150 jobs could be lost at hotel used as federal quarantine site for YVR Airport passengers

Dec 9 2020, 9:37 pm

The union representing the workers at Pacific Gateway Hotel warns that the employees of the hotel could be permanently terminated from their positions.

The hotel, located at the eastern end of Sea Island near the south end of the Arthur Laing Bridge, has been controlled by the federal government since the onset of the COVID-19 pandemic. It has been used as a quarantine site for international passengers arriving at Vancouver International Airport in need of a suitable place to conduct their 14-day quarantine.

However, the federal government has brought in the Red Cross to perform the responsibilities typically performed by hotel workers.

While the union is not asking for the quarantine site to be relocated, they are seeking for assurances of job security and compensation — 24 months to return to their jobs, and a bridge through the pandemic.

The federal government has repeatedly extended the contact to use the hotel, which has been described as an “involuntary seizure with no clear end date.” The latest extension pushes the quarantine site’s location at the hotel through at least March 31, 2021.
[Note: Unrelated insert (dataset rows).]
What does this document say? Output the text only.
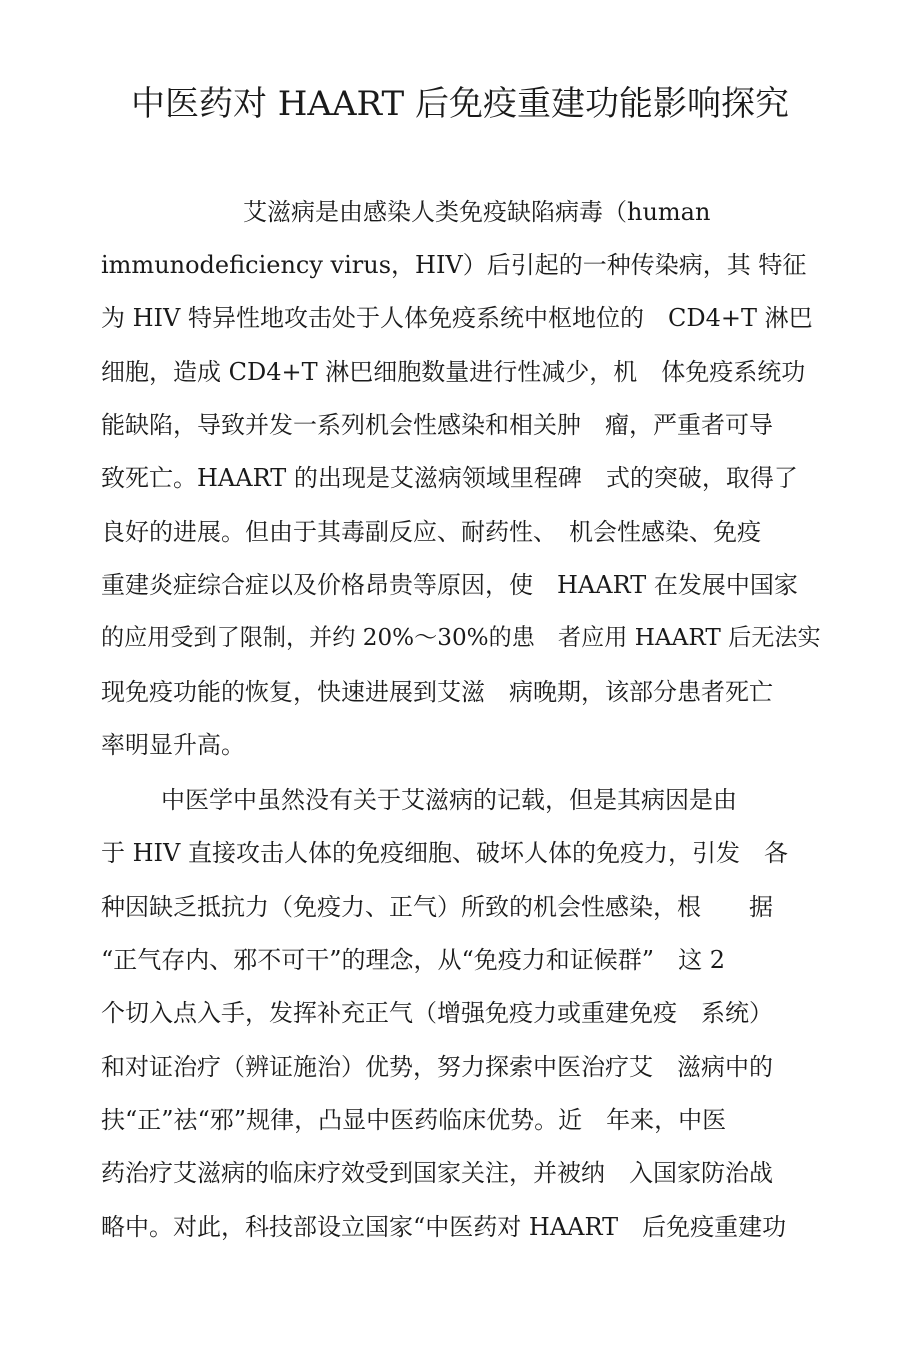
中医药对 HAART 后免疫重建功能影响探究
艾滋病是由感染人类免疫缺陷病毒（human
immunodeficiency virus，HIV）后引起的一种传染病，其 特征
为 HIV 特异性地攻击处于人体免疫系统中枢地位的　CD4+T 淋巴
细胞，造成 CD4+T 淋巴细胞数量进行性减少，机　体免疫系统功
能缺陷，导致并发一系列机会性感染和相关肿　瘤，严重者可导
致死亡。HAART 的出现是艾滋病领域里程碑　式的突破，取得了
良好的进展。但由于其毒副反应、耐药性、　机会性感染、免疫
重建炎症综合症以及价格昂贵等原因，使　HAART 在发展中国家
的应用受到了限制，并约 20%～30%的患　者应用 HAART 后无法实
现免疫功能的恢复，快速进展到艾滋　病晚期，该部分患者死亡
率明显升高。
中医学中虽然没有关于艾滋病的记载，但是其病因是由
于 HIV 直接攻击人体的免疫细胞、破坏人体的免疫力，引发　各
种因缺乏抵抗力（免疫力、正气）所致的机会性感染，根　　据
“正气存内、邪不可干”的理念，从“免疫力和证候群”　这 2
个切入点入手，发挥补充正气（增强免疫力或重建免疫　系统）
和对证治疗（辨证施治）优势，努力探索中医治疗艾　滋病中的
扶“正”祛“邪”规律，凸显中医药临床优势。近　年来，中医
药治疗艾滋病的临床疗效受到国家关注，并被纳　入国家防治战
略中。对此，科技部设立国家“中医药对 HAART　后免疫重建功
pacific gateway hotel vancouver airport

Exterior of Pacific Gateway Hotel near Vancouver International Airport. (Pacific Gateway Hotel)

Prior to COVID-19, the hotel employed 150 workers, many of whom have served the hotel for decades.

The laid off hotel workers could be permanently terminated as early as January 2021, when workers’ recall provisions in their collective bargaining agreement begin to expire.

“The failure of the federal government to make sure hotel workers aren’t hurt by its takeover of the Pacific Gateway is astounding,” said Zailda Chan, the president of Unite Here Local 40, in a statement.

“Workers at the hotel — predominantly women and immigrant workers — have been kept in the dark for months about the duration of the federal contract and why feds are using a contractor to perform hotel workers’ duties. Now the hotel is suggesting workers could permanently lose their jobs because of the extended federal contract.”

Future redevelopment

The 1974-built, 12-storey hotel on a seven-acre site on the Fraser River’s waterfront features 382 guest rooms, a seasonal on-site pool, 25,000 sq. ft. of meeting rooms, and a waterside restaurant.

Surrey-based PHI Hotel Group acquired the property in December 2019 for its infill development potential, given that much of the large site is underutilized as surface parking.

A recently submitted development application to the City of Richmond shows a proposal to subdivide the property into three bare-land strata lots with two hotels, and the partial demolition of the north portion of the existing hotel.